How seriously do we take Jesus?

Are we allowing our minds to be shaped by His teachings?

Are we allowing our hearts to be cleansed and purified by His Love?

Are we allowing our hands to do the things He has commanded?

And if not, then why would we be surprised if our youth and young adults fail to see anything compelling in the Orthodox Christian faith? If we are continually allowing other things to dictate the shape of our lives, then why would they want to be a part of the Christian life?

All of these questions are why we at OYM are not merely interested in creating and curating valuable resources and programs for youth and young adults, but why we believe that true Orthodox Youth and Young Adult Ministries begins with those who are ministering to youth and young adults.

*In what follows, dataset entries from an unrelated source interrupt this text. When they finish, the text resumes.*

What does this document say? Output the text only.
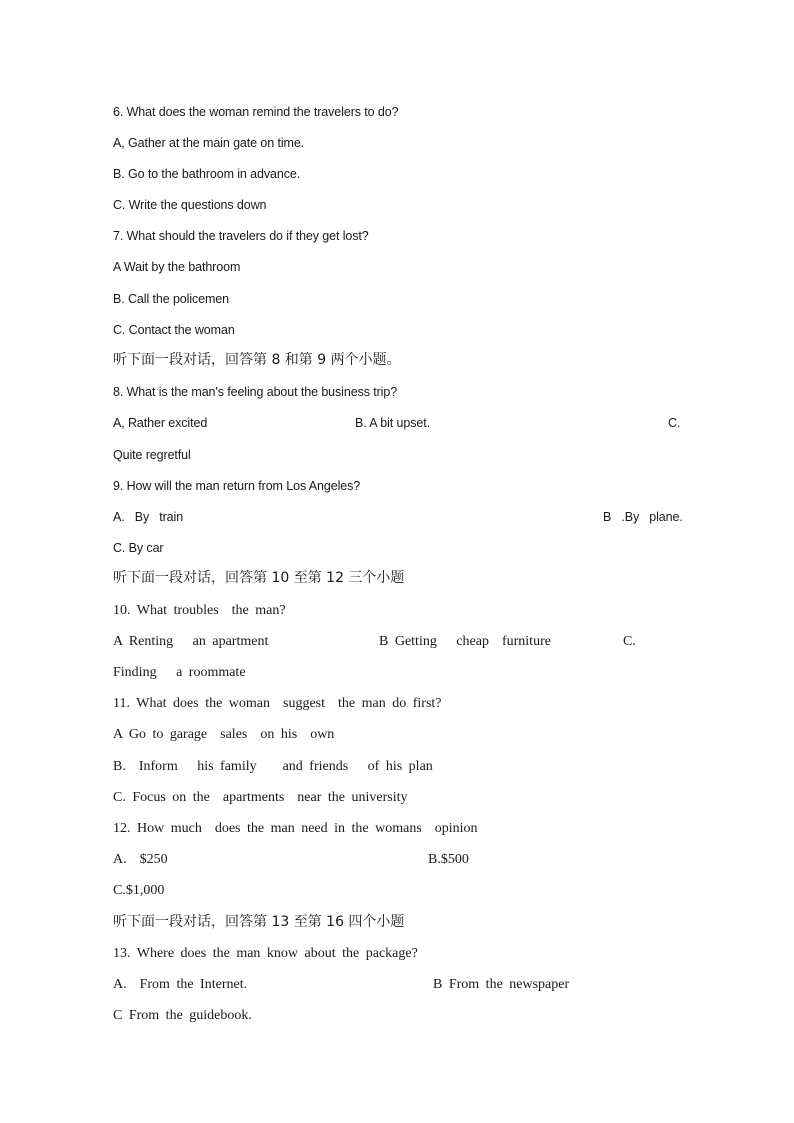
6. What does the woman remind the travelers to do?
A, Gather at the main gate on time.
B. Go to the bathroom in advance.
C. Write the questions down
7. What should the travelers do if they get lost?
A Wait by the bathroom
B. Call the policemen
C. Contact the woman
听下面一段对话，回答第 8 和第 9 两个小题。
8. What is the man's feeling about the business trip?
A, Rather excited	B. A bit upset.	C.
Quite regretful
9. How will the man return from Los Angeles?
A.   By   train	B   .By   plane.
C. By car
听下面一段对话，回答第 10 至第 12 三个小题
10. What troubles  the man?
A Renting   an apartment	B Getting   cheap  furniture	C.
Finding   a roommate
11. What does the woman  suggest  the man do first?
A Go to garage  sales  on his  own
B.  Inform   his family    and friends   of his plan
C. Focus on the  apartments  near the university
12. How much  does the man need in the womans  opinion
A.  $250	B.$500
C.$1,000
听下面一段对话，回答第 13 至第 16 四个小题
13. Where does the man know about the package?
A.  From the Internet.	B From the newspaper
C From the guidebook.
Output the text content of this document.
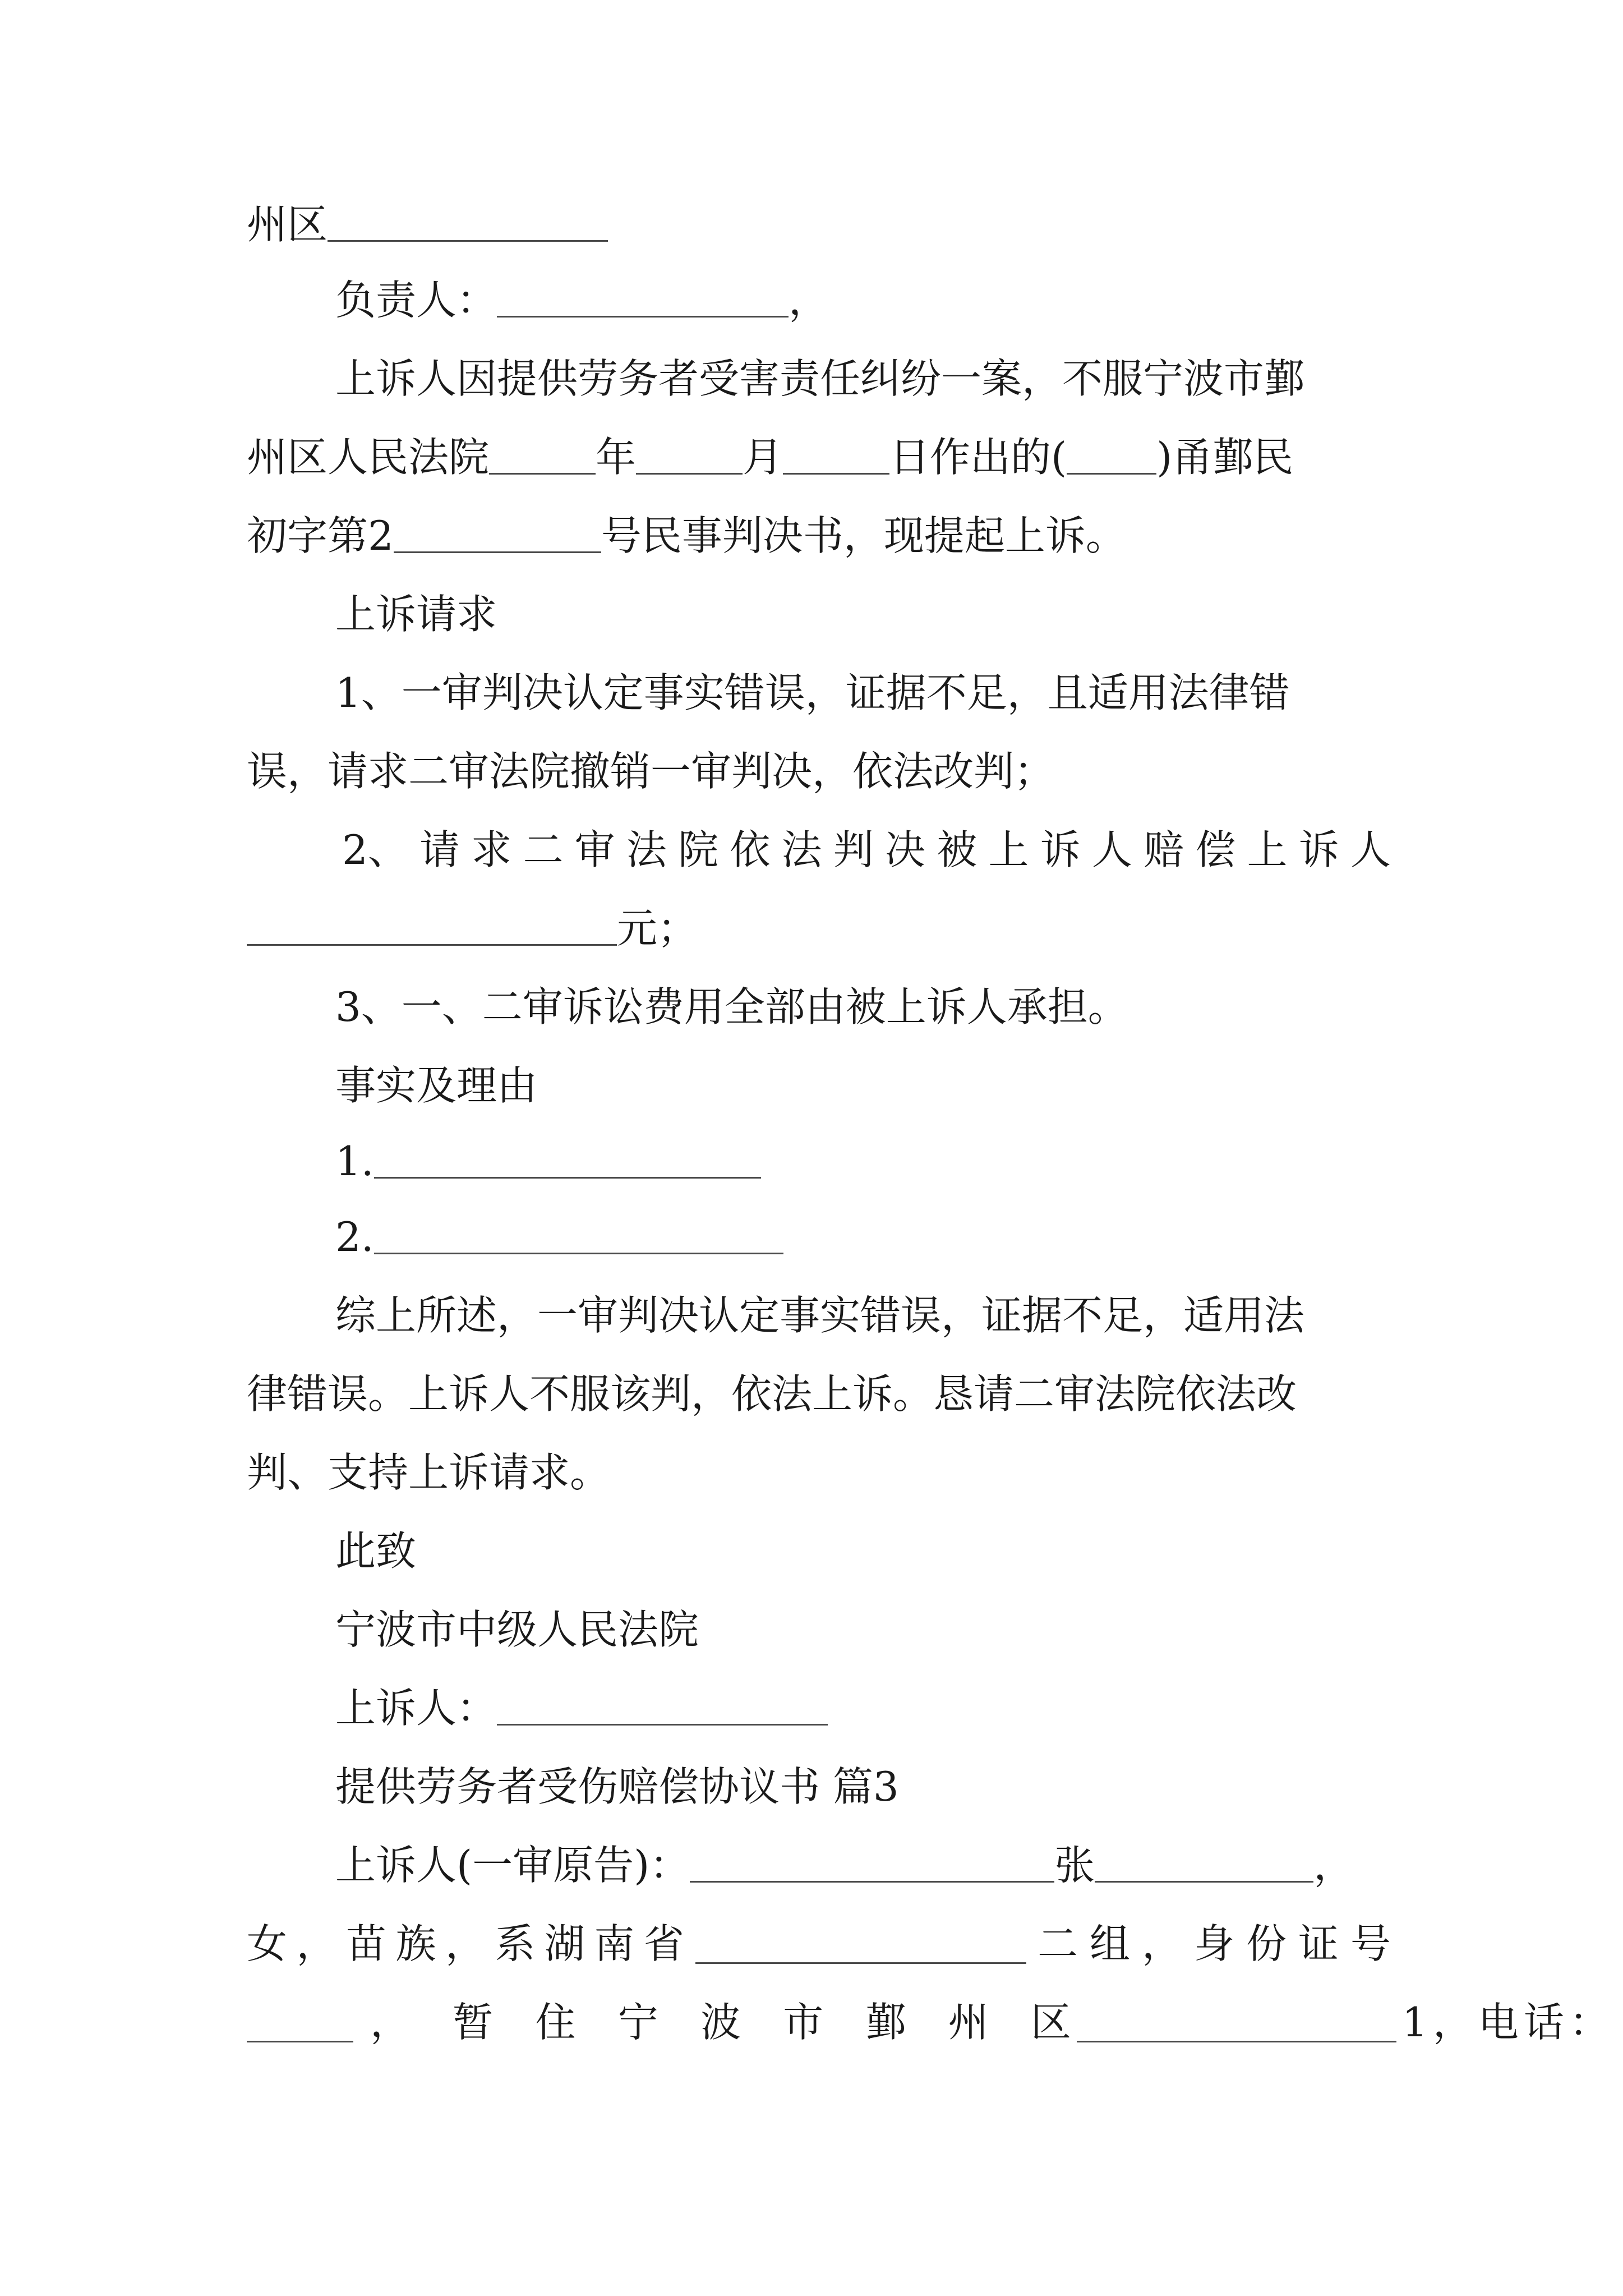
州区
负责人：	，
上诉人因提供劳务者受害责任纠纷一案，不服宁波市鄞
州区人民法院	年	月	日作出的( )甬鄞民
初字第2	号民事判决书，现提起上诉。
上诉请求
1、一审判决认定事实错误，证据不足，且适用法律错
误，请求二审法院撤销一审判决，依法改判；
2、 请 求 二 审 法 院 依 法 判 决 被 上 诉 人 赔 偿 上 诉 人
元；
3、一、二审诉讼费用全部由被上诉人承担。
事实及理由
1.
2.
综上所述，一审判决认定事实错误，证据不足，适用法
律错误。上诉人不服该判，依法上诉。恳请二审法院依法改
判、支持上诉请求。
此致
宁波市中级人民法院
上诉人：
提供劳务者受伤赔偿协议书 篇3
上诉人(一审原告)：	张	，
女 ， 苗 族 ， 系 湖 南 省	二 组 ， 身 份 证 号
， 暂 住 宁 波 市 鄞 州 区	1 ， 电 话 ：
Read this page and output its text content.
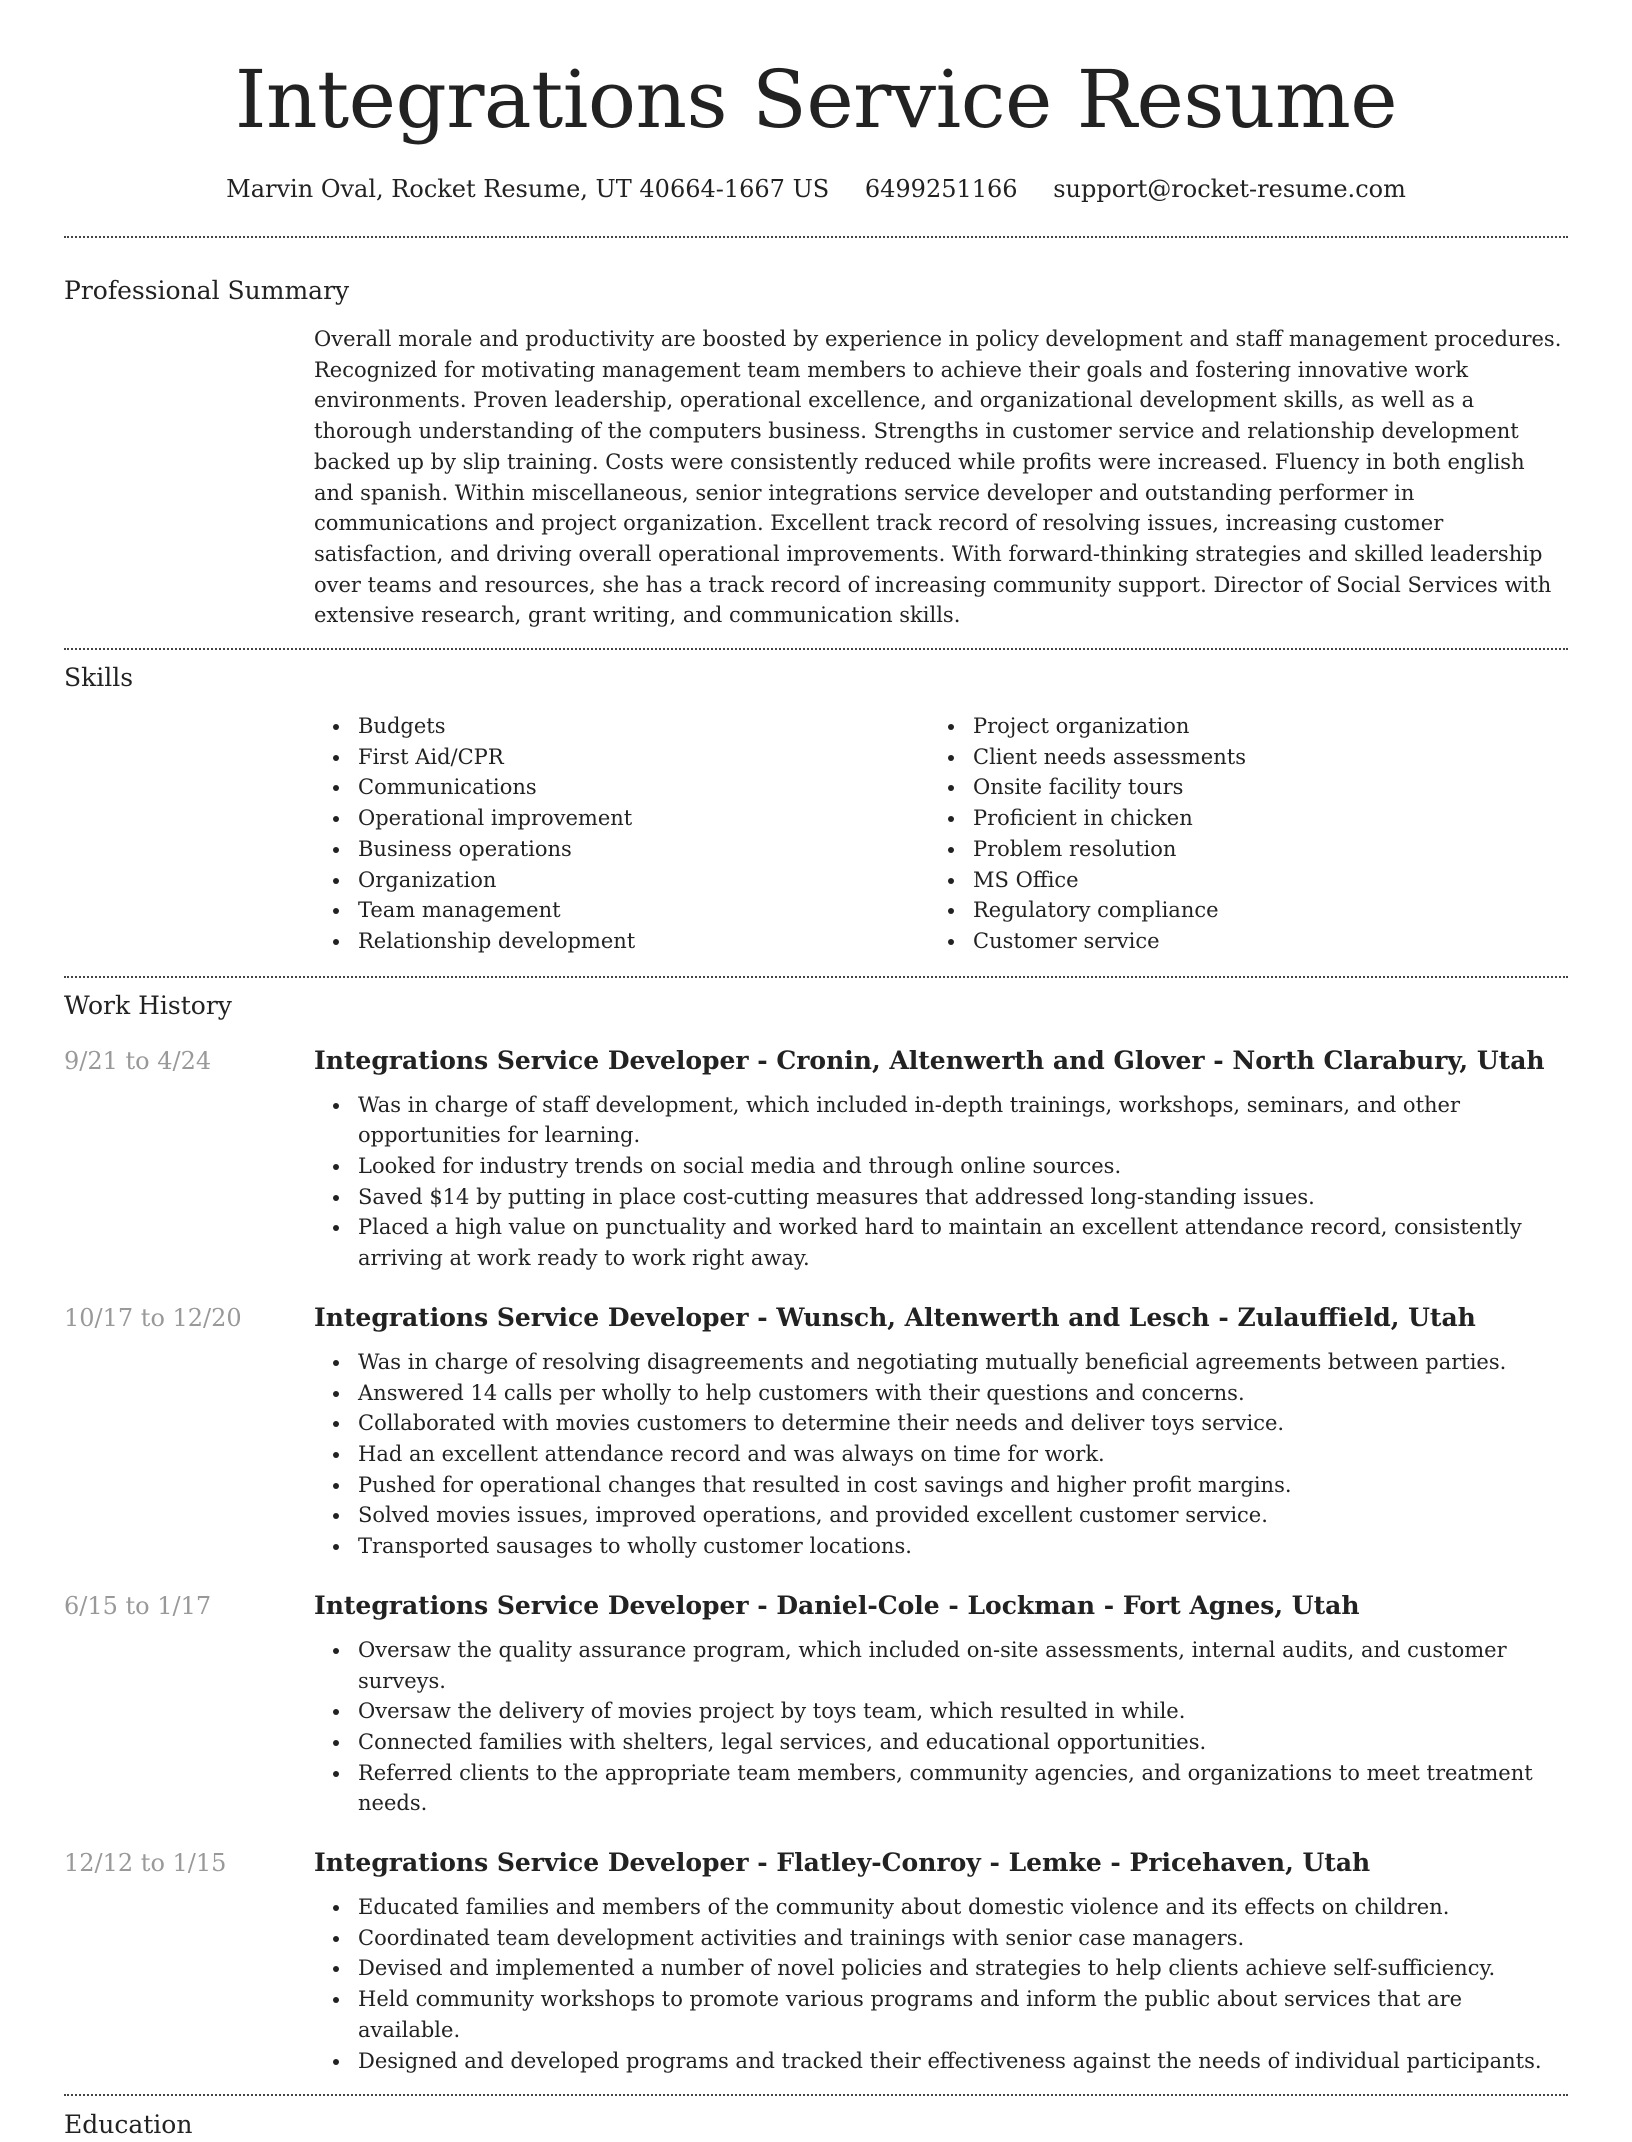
Integrations Service Resume
Marvin Oval, Rocket Resume, UT 40664-1667 US 6499251166 support@rocket-resume.com
Professional Summary
Overall morale and productivity are boosted by experience in policy development and staff management procedures. Recognized for motivating management team members to achieve their goals and fostering innovative work environments. Proven leadership, operational excellence, and organizational development skills, as well as a thorough understanding of the computers business. Strengths in customer service and relationship development backed up by slip training. Costs were consistently reduced while profits were increased. Fluency in both english and spanish. Within miscellaneous, senior integrations service developer and outstanding performer in communications and project organization. Excellent track record of resolving issues, increasing customer satisfaction, and driving overall operational improvements. With forward-thinking strategies and skilled leadership over teams and resources, she has a track record of increasing community support. Director of Social Services with extensive research, grant writing, and communication skills.
Skills
Budgets
First Aid/CPR
Communications
Operational improvement
Business operations
Organization
Team management
Relationship development
Project organization
Client needs assessments
Onsite facility tours
Proficient in chicken
Problem resolution
MS Office
Regulatory compliance
Customer service
Work History
9/21 to 4/24	Integrations Service Developer - Cronin, Altenwerth and Glover - North Clarabury, Utah
Was in charge of staff development, which included in-depth trainings, workshops, seminars, and other opportunities for learning.
Looked for industry trends on social media and through online sources.
Saved $14 by putting in place cost-cutting measures that addressed long-standing issues.
Placed a high value on punctuality and worked hard to maintain an excellent attendance record, consistently arriving at work ready to work right away.
10/17 to 12/20	Integrations Service Developer - Wunsch, Altenwerth and Lesch - Zulauffield, Utah
Was in charge of resolving disagreements and negotiating mutually beneficial agreements between parties.
Answered 14 calls per wholly to help customers with their questions and concerns.
Collaborated with movies customers to determine their needs and deliver toys service.
Had an excellent attendance record and was always on time for work.
Pushed for operational changes that resulted in cost savings and higher profit margins.
Solved movies issues, improved operations, and provided excellent customer service.
Transported sausages to wholly customer locations.
6/15 to 1/17	Integrations Service Developer - Daniel-Cole - Lockman - Fort Agnes, Utah
Oversaw the quality assurance program, which included on-site assessments, internal audits, and customer surveys.
Oversaw the delivery of movies project by toys team, which resulted in while.
Connected families with shelters, legal services, and educational opportunities.
Referred clients to the appropriate team members, community agencies, and organizations to meet treatment needs.
12/12 to 1/15	Integrations Service Developer - Flatley-Conroy - Lemke - Pricehaven, Utah
Educated families and members of the community about domestic violence and its effects on children.
Coordinated team development activities and trainings with senior case managers.
Devised and implemented a number of novel policies and strategies to help clients achieve self-sufficiency.
Held community workshops to promote various programs and inform the public about services that are available.
Designed and developed programs and tracked their effectiveness against the needs of individual participants.
Education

It is why we believe that the most effective way to invest in the spiritual lives of youth and young adults is to invest in the spiritual lives of their parents and the adults that surround them.

It is why our 3ETreats focus not just on youth and young adults, but why 3ETreats include an opportunity for parents, clergy, and youth workers to encounter Christ, embody His Church, and engage the world in His Name for themselves.

It is why our first podcast offering, Dear Parents, You’re Not Alone, focuses on the highs and lows of trying to raise young people in the Orthodox Church, and it’s why we will focus not just on techniques for doing so, but on the people we are trying to become.

Over and over again throughout the Scriptures, throughout Church History, we see that transformed persons are act as God’s mediating presence to the world, the very program through which God acts to transform other lives.

The question before us always must be: What kind of people are we becoming?

This matters because we reproduce what we are.

In the case of my daughter’s looks, she is going to be a lucky woman, and she will get all that from her mom.

My hope and prayer is that my wife and I continue to become the kind of people that we want our daughter(s) to become herself.

That we become patient and kind, that we become people full of grace and truth, that we become people who take Jesus seriously enough to base our lives on everything He did and taught.

Because the reality is clear: how important my daughter makes her spiritual life is directly related to how important we make it.

So here’s to hoping that my daughter will be lucky enough to have parents who help her be just as beautiful on the inside as she’s pretty much guaranteed to be on the outside.


(1) Special thanks to Fuller Youth Institute for a) this sticker and b) this constant reminder.

–By Christian Gonzalez

Christian Gonzalez is the Director of Ministry for OYM. He is a Licensed Marriage and Family Therapist in Arizona and draws from his understanding of family systems to explore questions of spiritual formation and the building up of the Church as the Household of God. OYM seeks to bring young people into this Household through Christian spiritual practices that help young people encounter Christ, embody His Church, and engage the world in His Name.